Il diciassette di maggio era un giorno freddo e piovoso.
Clifford aveva chiesto a Jason di seguirlo nel refettorio.
Ad attenderlo, c'era Prue seduta su una panca.
Jason notò l'aria afflitta e il fazzoletto che stringeva tra le mani.

Quando lei lo vide, gli fece segno di raggiungerla. Poi, si rivolse al fratello:
"Cliff, puoi sederti in fondo alla sala? Ho bisogno di parlare con Jason. È importante!"
Cliff seguì le istruzioni della sorella e si allontanò abbastanza da non sentire la conversazione.

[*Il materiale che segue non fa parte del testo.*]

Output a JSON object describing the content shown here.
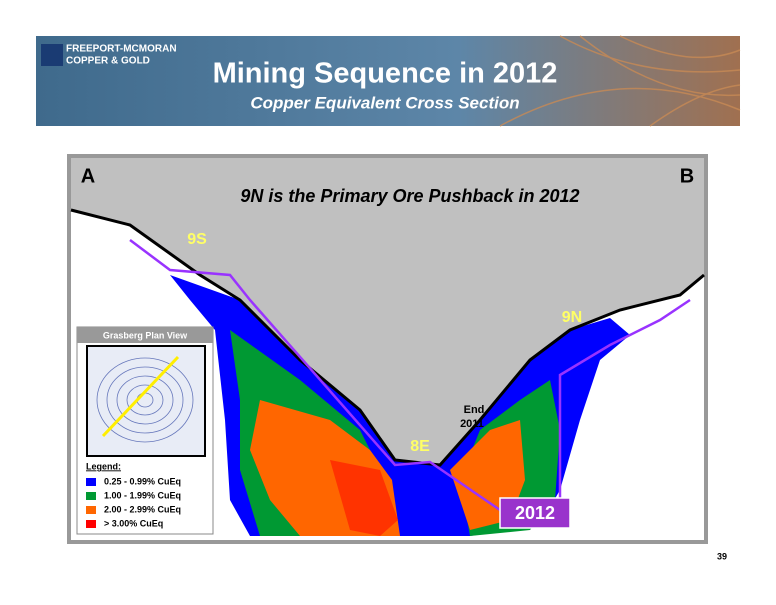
{
  "header": {
    "company_line1": "FREEPORT-MCMORAN",
    "company_line2": "COPPER & GOLD",
    "title": "Mining Sequence in 2012",
    "subtitle": "Copper Equivalent Cross Section"
  },
  "section": {
    "left_label": "A",
    "right_label": "B",
    "heading": "9N is the Primary Ore Pushback in 2012",
    "labels": {
      "s9": "9S",
      "n9": "9N",
      "e8": "8E",
      "end": "End",
      "end_year": "2011",
      "year": "2012"
    }
  },
  "inset": {
    "title": "Grasberg Plan View"
  },
  "legend": {
    "title": "Legend:",
    "items": [
      {
        "label": "0.25 - 0.99% CuEq",
        "color": "#0000ff"
      },
      {
        "label": "1.00 - 1.99% CuEq",
        "color": "#009933"
      },
      {
        "label": "2.00 - 2.99% CuEq",
        "color": "#ff6600"
      },
      {
        "label": "> 3.00% CuEq",
        "color": "#ff0000"
      }
    ]
  },
  "footer": {
    "page_number": "39"
  }
}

"Jason" sussurrò la giovane, "non so davvero da dove cominciare".
Si posò, drammaticamente, la mano sulla fronte.
"Vedi, c'è stato un grosso equivoco."
Alle proprie parole fece seguire una risata nervosa.
"Sì, proprio grosso. Io credevo che appartenessi a una ricca famiglia di commercianti, ero sicura che mio fratello avesse detto così."
Jason la guardava, cercando di capire dove volesse arrivare, perciò non disse niente.
"Ero così sicura che fossi ricco, immensamente ricco...
Jason, la mia famiglia è rovinata, per questo non ho debuttato. Il castello è tutto ciò che ci resta. Mio padre ha venduto tutto quello che poteva, non abbiamo altro."

"Mi dispiace molto Prue, davvero, se potessi fare qualcosa, lo farei."
"C'è una cosa che puoi fare per me, Jason. Puoi aspettarmi! Siamo così belli insieme, non c'è un ragazzo più bello di te o una ragazza più bella di me!" affermò, sorridendo dolcemente, accarezzandogli la mano.